You are matchless, O Lord.
So our praise of You must rise above our humanity.
Magnificent is Your power.
Your wisdom has no limits.
And we lowly creatures aspire to praise You. What is a human being, but a tiny particle of Your creation? Each human carries within the mark of coming death. That mortality bears witness to human sinfulness. It declares to all that You rebuff the proud.
Yet despite our lowness, human beings aspire to praise You, though we be but a particle of Your creation. You awake in us a delight at praising You. You made us for Yourself, and our heart is restless until it finds its place of rest in You.
The above is the opening page of The Confessions of St. Augustine. 

Summary:
The Confessions of St. Augustine is a sort of journal, but it is much more than this. It is considered a confiteri, meaning "the praise of a soul." In The Confessions of St. Augustine, Augustine shares certain features of his life, but not with the emphasis of documenting pivotal points as in a biography. Instead, he shows God's work in his life and his complete restlessness without God. Further, Augustine pauses on reflecting on his life and glorifies God. In Augustine's early years, he reflects on his immaturity and in chasing after knowledge, pleasure, and reasoning. Augustine's mother was a Christian. He knew she prayed for him and yet he continued living in his prideful existence. Augustine's examination of this period of his life is humbling and moving.

My Thoughts:
The Confessions of St. Augustine is the second book in a row I've read where I've had to read slowly. Stopping often to think. Turning things over in my head. I am a fast reader, a little slower in a non-fiction book, but still fast. This is not a good habit when reading the Bible, I'll be sharing a little later a new technique I've began that slows me down. Stay tuned for my next Bible Reading Update.

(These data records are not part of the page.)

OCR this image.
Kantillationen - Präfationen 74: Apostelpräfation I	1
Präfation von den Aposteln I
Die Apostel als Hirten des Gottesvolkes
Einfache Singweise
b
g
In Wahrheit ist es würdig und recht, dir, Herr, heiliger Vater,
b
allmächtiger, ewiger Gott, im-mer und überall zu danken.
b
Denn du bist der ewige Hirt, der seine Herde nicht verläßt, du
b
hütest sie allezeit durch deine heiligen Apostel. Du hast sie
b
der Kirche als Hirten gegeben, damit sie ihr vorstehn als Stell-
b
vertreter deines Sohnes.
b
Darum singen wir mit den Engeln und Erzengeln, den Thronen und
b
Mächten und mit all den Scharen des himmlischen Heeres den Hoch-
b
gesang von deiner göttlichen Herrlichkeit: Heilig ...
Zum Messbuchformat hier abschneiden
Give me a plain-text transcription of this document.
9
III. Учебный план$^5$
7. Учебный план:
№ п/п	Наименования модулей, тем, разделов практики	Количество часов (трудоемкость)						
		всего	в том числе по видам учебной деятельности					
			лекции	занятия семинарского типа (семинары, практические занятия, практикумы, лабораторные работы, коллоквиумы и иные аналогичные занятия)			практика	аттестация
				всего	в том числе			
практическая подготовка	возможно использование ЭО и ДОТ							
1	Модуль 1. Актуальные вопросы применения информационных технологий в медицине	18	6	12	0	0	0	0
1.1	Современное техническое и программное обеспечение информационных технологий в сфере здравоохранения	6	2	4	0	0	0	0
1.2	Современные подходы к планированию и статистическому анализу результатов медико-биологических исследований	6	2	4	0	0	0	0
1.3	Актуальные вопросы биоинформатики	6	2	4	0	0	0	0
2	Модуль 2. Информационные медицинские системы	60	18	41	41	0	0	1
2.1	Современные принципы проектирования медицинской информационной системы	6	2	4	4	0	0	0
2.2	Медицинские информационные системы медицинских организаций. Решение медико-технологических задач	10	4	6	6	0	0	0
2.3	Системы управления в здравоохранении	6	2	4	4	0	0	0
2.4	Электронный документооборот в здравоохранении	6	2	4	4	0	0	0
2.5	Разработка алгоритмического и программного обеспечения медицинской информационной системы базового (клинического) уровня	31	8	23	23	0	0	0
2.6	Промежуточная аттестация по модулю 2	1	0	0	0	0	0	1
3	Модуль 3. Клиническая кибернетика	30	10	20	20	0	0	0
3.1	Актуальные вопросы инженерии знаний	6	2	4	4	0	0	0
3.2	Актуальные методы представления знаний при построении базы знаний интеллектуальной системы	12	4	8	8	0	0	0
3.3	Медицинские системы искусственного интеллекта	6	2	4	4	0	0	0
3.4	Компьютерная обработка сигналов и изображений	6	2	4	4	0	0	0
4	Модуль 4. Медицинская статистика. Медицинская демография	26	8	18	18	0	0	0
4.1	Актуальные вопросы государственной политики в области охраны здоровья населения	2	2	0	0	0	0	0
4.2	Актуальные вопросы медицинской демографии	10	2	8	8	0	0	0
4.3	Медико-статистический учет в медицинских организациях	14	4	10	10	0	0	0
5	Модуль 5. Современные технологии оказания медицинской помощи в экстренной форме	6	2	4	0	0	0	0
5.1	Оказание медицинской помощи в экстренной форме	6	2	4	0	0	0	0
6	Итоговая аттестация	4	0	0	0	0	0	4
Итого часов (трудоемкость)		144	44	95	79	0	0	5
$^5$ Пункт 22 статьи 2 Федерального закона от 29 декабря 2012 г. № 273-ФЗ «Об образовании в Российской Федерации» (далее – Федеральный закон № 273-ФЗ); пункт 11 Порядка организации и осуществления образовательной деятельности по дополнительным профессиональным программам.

I loved this little study. It is a small (abridged) book. However, it is packed with beautiful language. It is an honest reflection on life. It is difficult, and something most people refuse to do, to reflect back on our life and examine closely: choices, decisions, reactions, consequences, pain, joy, detours, lessons, and growth. I believe it is important that we have a solid healthy reason for reflection. If we are looking back on our life to pity ourselves, this is a poor reason. But if we are looking back on our life to examine God at work and how He has and is actively molding our brief life, then we have matured in our faith. Maturity is costly. It comes about when we have learned several painful lessons that God has brought to our doorstep and into our living room.
While reading The Confessions of St Augustine, it might be a good idea to jot down on paper meaningful quotes from the book. Later, compare your own thoughts of the past against St. Augustine.
I loved it that Augustine will stop at a thought and openly magnify the Lord. Do you do this? Praise God and sing to Him?

"I will extol you, my God and King, and bless your name forever and ever. Every day I will bless you and praise your name forever and ever. Great is the Lord, and greatly to be praised, and his greatness is unsearchable."  Psalm 145:1-3. ESV. Scripture link from Bible Gateway.